Конечно, он их не понял, думая, что они — литераторы из тех, которые под 1001-ю статью пишут, а они сконфузились и разошлись — в прямом смысле — по домам.

Так один погром и остался не опротестован, а гуманисты — без удовольствия.

Справедливо говорят люди, понимающие психологию рас, — хитрый народ евреи!

VIII

Вот тоже — жили-были два жулика, один чёрненький, а другой рыжий, но оба бесталанные: у бедных воровать стыдились, богатые были для них недосягаемы, и жили они кое-как, заботясь, главное, о том, чтобы в тюрьму, на казённые хлеба попасть.

И дожили эти лодыри до трудных дней: приехал в город новый губернатор, фон дер Пест, осмотрелся и приказал:

«От сего числа все жители русской веры, без различия пола, возраста и рода занятий, должны, не рассуждая, служить отечеству».

Товарищи чёрненького с рыжим помялись, повздыхали и все разошлись: кто — в сыщики, кто — в патриоты, а которые половчее — и туда и сюда, и остались рыжий с чёрненьким в полном одиночестве, во всеобщем подозрении. Пожили с неделю после реформы, подвело им животы, не стерпел дальше рыжий и говорит товарищу:

— Ванька, давай и мы отечеству служить?

Сконфузился чёрненький, опустил глаза и говорит:

— Стыдно…

— Мало ли что! Многие сытней нас жили, однако — пошли же на это!
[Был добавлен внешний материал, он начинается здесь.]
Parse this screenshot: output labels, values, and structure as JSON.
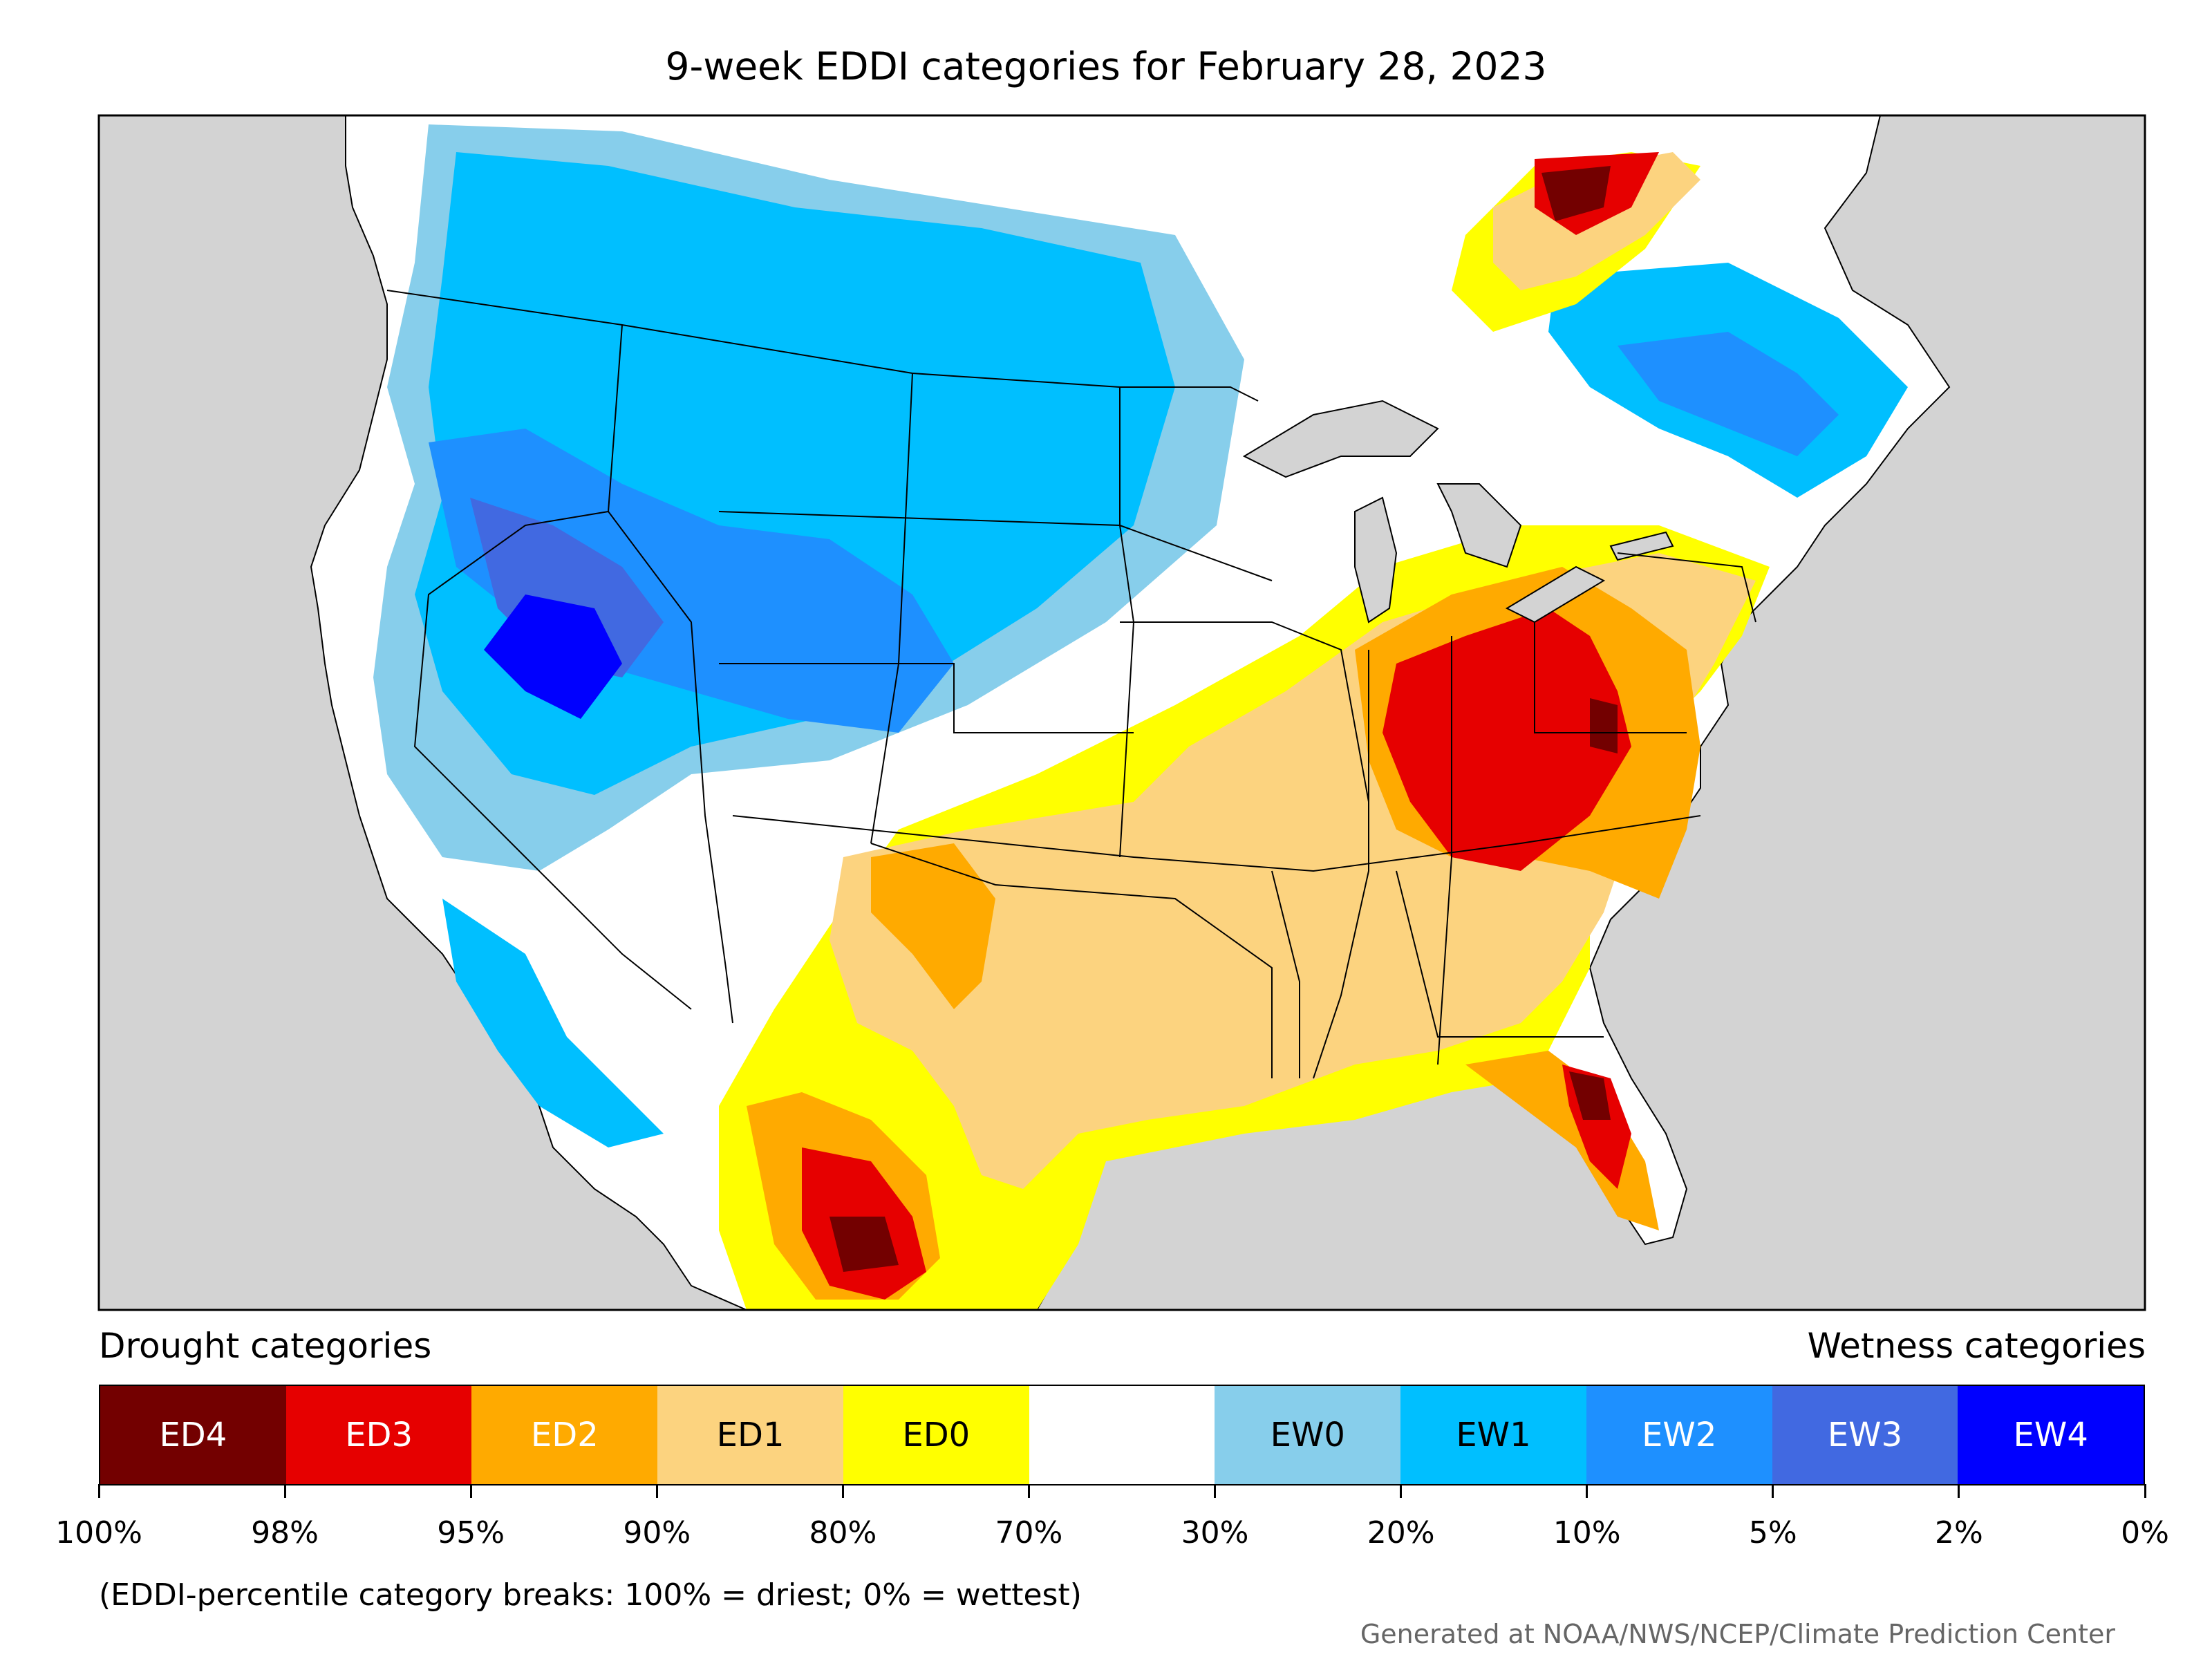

— Им всё равно в арестантские роты срок подходил…

— Брось! Ты гляди: нынче даже литераторы учат: «Живи как хошь, всё равно — помрёшь»…
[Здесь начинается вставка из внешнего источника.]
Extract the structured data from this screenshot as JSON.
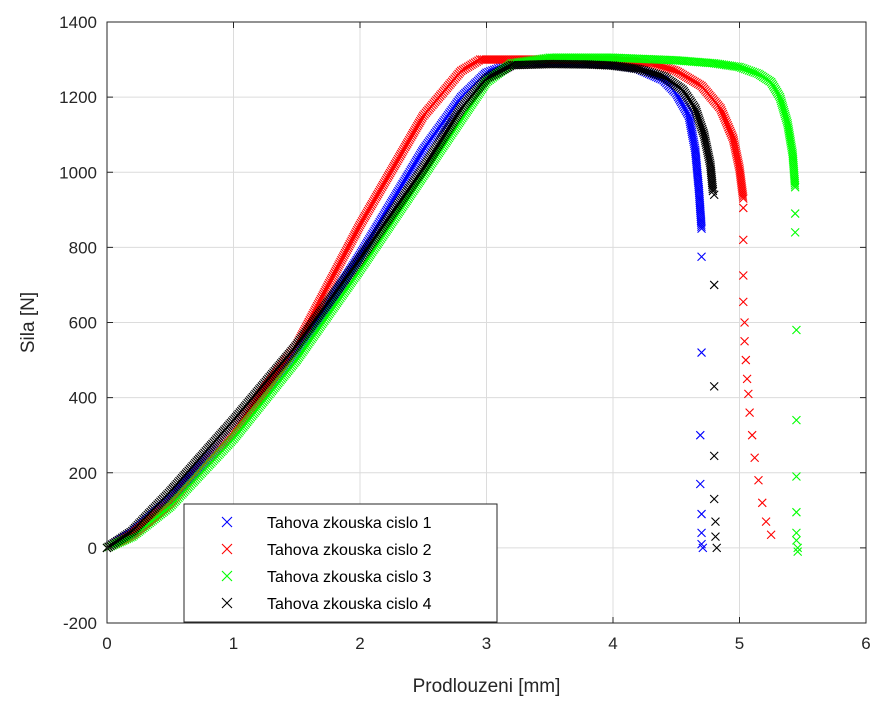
{
  "chart_data": {
    "type": "scatter",
    "marker": "x",
    "xlabel": "Prodlouzeni [mm]",
    "ylabel": "Sila [N]",
    "xlim": [
      0,
      6
    ],
    "ylim": [
      -200,
      1400
    ],
    "xticks": [
      0,
      1,
      2,
      3,
      4,
      5,
      6
    ],
    "yticks": [
      -200,
      0,
      200,
      400,
      600,
      800,
      1000,
      1200,
      1400
    ],
    "grid": true,
    "legend_position": "bottom-left",
    "series": [
      {
        "name": "Tahova zkouska cislo 1",
        "color": "#0000ff",
        "curve": [
          [
            0,
            0
          ],
          [
            0.2,
            40
          ],
          [
            0.5,
            130
          ],
          [
            1.0,
            310
          ],
          [
            1.5,
            520
          ],
          [
            2.0,
            780
          ],
          [
            2.5,
            1060
          ],
          [
            2.8,
            1200
          ],
          [
            3.0,
            1265
          ],
          [
            3.2,
            1290
          ],
          [
            3.5,
            1292
          ],
          [
            3.8,
            1290
          ],
          [
            4.0,
            1285
          ],
          [
            4.2,
            1275
          ],
          [
            4.4,
            1245
          ],
          [
            4.5,
            1210
          ],
          [
            4.6,
            1150
          ],
          [
            4.65,
            1060
          ],
          [
            4.68,
            950
          ],
          [
            4.7,
            850
          ]
        ],
        "tail": [
          [
            4.7,
            775
          ],
          [
            4.7,
            520
          ],
          [
            4.69,
            300
          ],
          [
            4.69,
            170
          ],
          [
            4.7,
            90
          ],
          [
            4.7,
            40
          ],
          [
            4.7,
            10
          ],
          [
            4.71,
            0
          ]
        ]
      },
      {
        "name": "Tahova zkouska cislo 2",
        "color": "#ff0000",
        "curve": [
          [
            0,
            0
          ],
          [
            0.2,
            35
          ],
          [
            0.5,
            120
          ],
          [
            1.0,
            310
          ],
          [
            1.5,
            540
          ],
          [
            2.0,
            860
          ],
          [
            2.5,
            1150
          ],
          [
            2.8,
            1270
          ],
          [
            2.95,
            1300
          ],
          [
            3.2,
            1300
          ],
          [
            3.6,
            1300
          ],
          [
            4.0,
            1298
          ],
          [
            4.3,
            1290
          ],
          [
            4.5,
            1270
          ],
          [
            4.7,
            1230
          ],
          [
            4.85,
            1170
          ],
          [
            4.95,
            1090
          ],
          [
            5.0,
            1010
          ],
          [
            5.03,
            930
          ]
        ],
        "tail": [
          [
            5.03,
            905
          ],
          [
            5.03,
            820
          ],
          [
            5.03,
            725
          ],
          [
            5.03,
            655
          ],
          [
            5.04,
            600
          ],
          [
            5.04,
            550
          ],
          [
            5.05,
            500
          ],
          [
            5.06,
            450
          ],
          [
            5.07,
            410
          ],
          [
            5.08,
            360
          ],
          [
            5.1,
            300
          ],
          [
            5.12,
            240
          ],
          [
            5.15,
            180
          ],
          [
            5.18,
            120
          ],
          [
            5.21,
            70
          ],
          [
            5.25,
            35
          ]
        ]
      },
      {
        "name": "Tahova zkouska cislo 3",
        "color": "#00ff00",
        "curve": [
          [
            0,
            0
          ],
          [
            0.2,
            30
          ],
          [
            0.5,
            110
          ],
          [
            1.0,
            290
          ],
          [
            1.5,
            500
          ],
          [
            2.0,
            740
          ],
          [
            2.5,
            990
          ],
          [
            2.8,
            1140
          ],
          [
            3.0,
            1240
          ],
          [
            3.2,
            1290
          ],
          [
            3.5,
            1305
          ],
          [
            4.0,
            1305
          ],
          [
            4.5,
            1298
          ],
          [
            4.8,
            1290
          ],
          [
            5.0,
            1280
          ],
          [
            5.15,
            1262
          ],
          [
            5.25,
            1240
          ],
          [
            5.32,
            1200
          ],
          [
            5.38,
            1130
          ],
          [
            5.42,
            1050
          ],
          [
            5.44,
            960
          ]
        ],
        "tail": [
          [
            5.44,
            890
          ],
          [
            5.44,
            840
          ],
          [
            5.45,
            580
          ],
          [
            5.45,
            340
          ],
          [
            5.45,
            190
          ],
          [
            5.45,
            95
          ],
          [
            5.45,
            40
          ],
          [
            5.45,
            20
          ],
          [
            5.46,
            0
          ],
          [
            5.46,
            -10
          ]
        ]
      },
      {
        "name": "Tahova zkouska cislo 4",
        "color": "#000000",
        "curve": [
          [
            0,
            0
          ],
          [
            0.2,
            45
          ],
          [
            0.5,
            150
          ],
          [
            1.0,
            340
          ],
          [
            1.5,
            540
          ],
          [
            2.0,
            770
          ],
          [
            2.5,
            1010
          ],
          [
            2.8,
            1170
          ],
          [
            3.0,
            1250
          ],
          [
            3.2,
            1285
          ],
          [
            3.5,
            1288
          ],
          [
            3.8,
            1287
          ],
          [
            4.0,
            1284
          ],
          [
            4.2,
            1275
          ],
          [
            4.4,
            1255
          ],
          [
            4.55,
            1220
          ],
          [
            4.65,
            1170
          ],
          [
            4.72,
            1100
          ],
          [
            4.77,
            1020
          ],
          [
            4.79,
            950
          ]
        ],
        "tail": [
          [
            4.8,
            940
          ],
          [
            4.8,
            700
          ],
          [
            4.8,
            430
          ],
          [
            4.8,
            245
          ],
          [
            4.8,
            130
          ],
          [
            4.81,
            70
          ],
          [
            4.81,
            30
          ],
          [
            4.82,
            0
          ]
        ]
      }
    ]
  }
}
Спорили, спорили, так и не сошлись.

— Нет, — говорит чёрненький, — ты — валяй, а я лучше жуликом останусь…

И пошёл по своим делам: калач с лотка стянет и не успеет съесть, как его схватят, изобьют и — к мировому, а тот честным порядком определит его на казённую пищу. Посидит чёрненький месяца два, поправится желудком, выйдет на волю — к рыжему в гости идёт.

— Ну, как?

— Служу.

— Чего делаешь?

— Ребёнков истребляю.

Будучи в политике невеждой, чёрненький удивляется:

— Почто?

— Для успокоения. Приказано всем — «будьте спокойны», — объясняет рыжий, а в глазах у него уныние.
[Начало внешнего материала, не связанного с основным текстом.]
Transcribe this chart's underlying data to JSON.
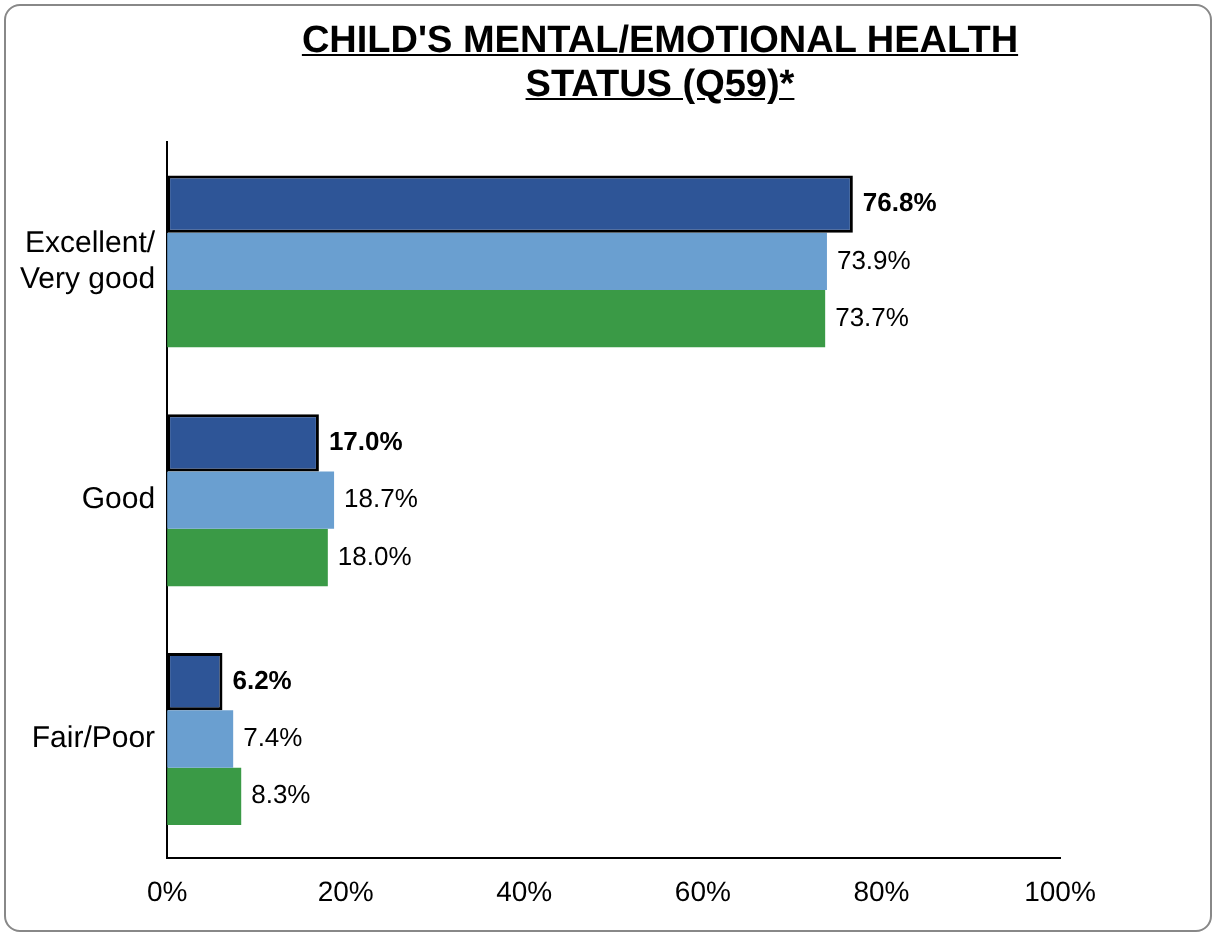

Качнёт чёрненький головой и — опять к своему делу, а его — опять в острог на прокормление. И просто, и совесть чиста.

Выпустят — он опять к товарищу, — любили они друг друга.

— Истребляешь?

— Да ведь как же…

— Не жаль?

— Уж я выбираю которые позолотушнее…

— А подряд — не можешь?

Молчит рыжий, только вздыхает тяжко и — линяет, жёлтым становится.

— Как же ты?

— Да так всё… Наловят их где-нибудь, приведут ко мне и велят правды от них добиваться, добиться же ничего нельзя, потому что они помирают… Не умею я, видно…

— Скажи ты мне — для чего это делается? — спрашивает чёрненький.

— Интересы государства требуют, — говорит рыжий, а у самого голос дрожит и слёзы на глазах.

Задумался чёрненький — очень жалко ему товарища — какую бы для него деятельность независимую открыть?

И вдруг — вспыхнул!

— Слушай — денег наворовал?

— Да ведь как же? Привычка…

— Ну, так вот что — издавай газету!

— Зачем?

— Объявления о резиновых изделиях печатать будешь…

Это рыжему понравилось, ухмыльнулся.

— Чтобы не было ребёнков?

— А конечно! Чего их на мучения рожать?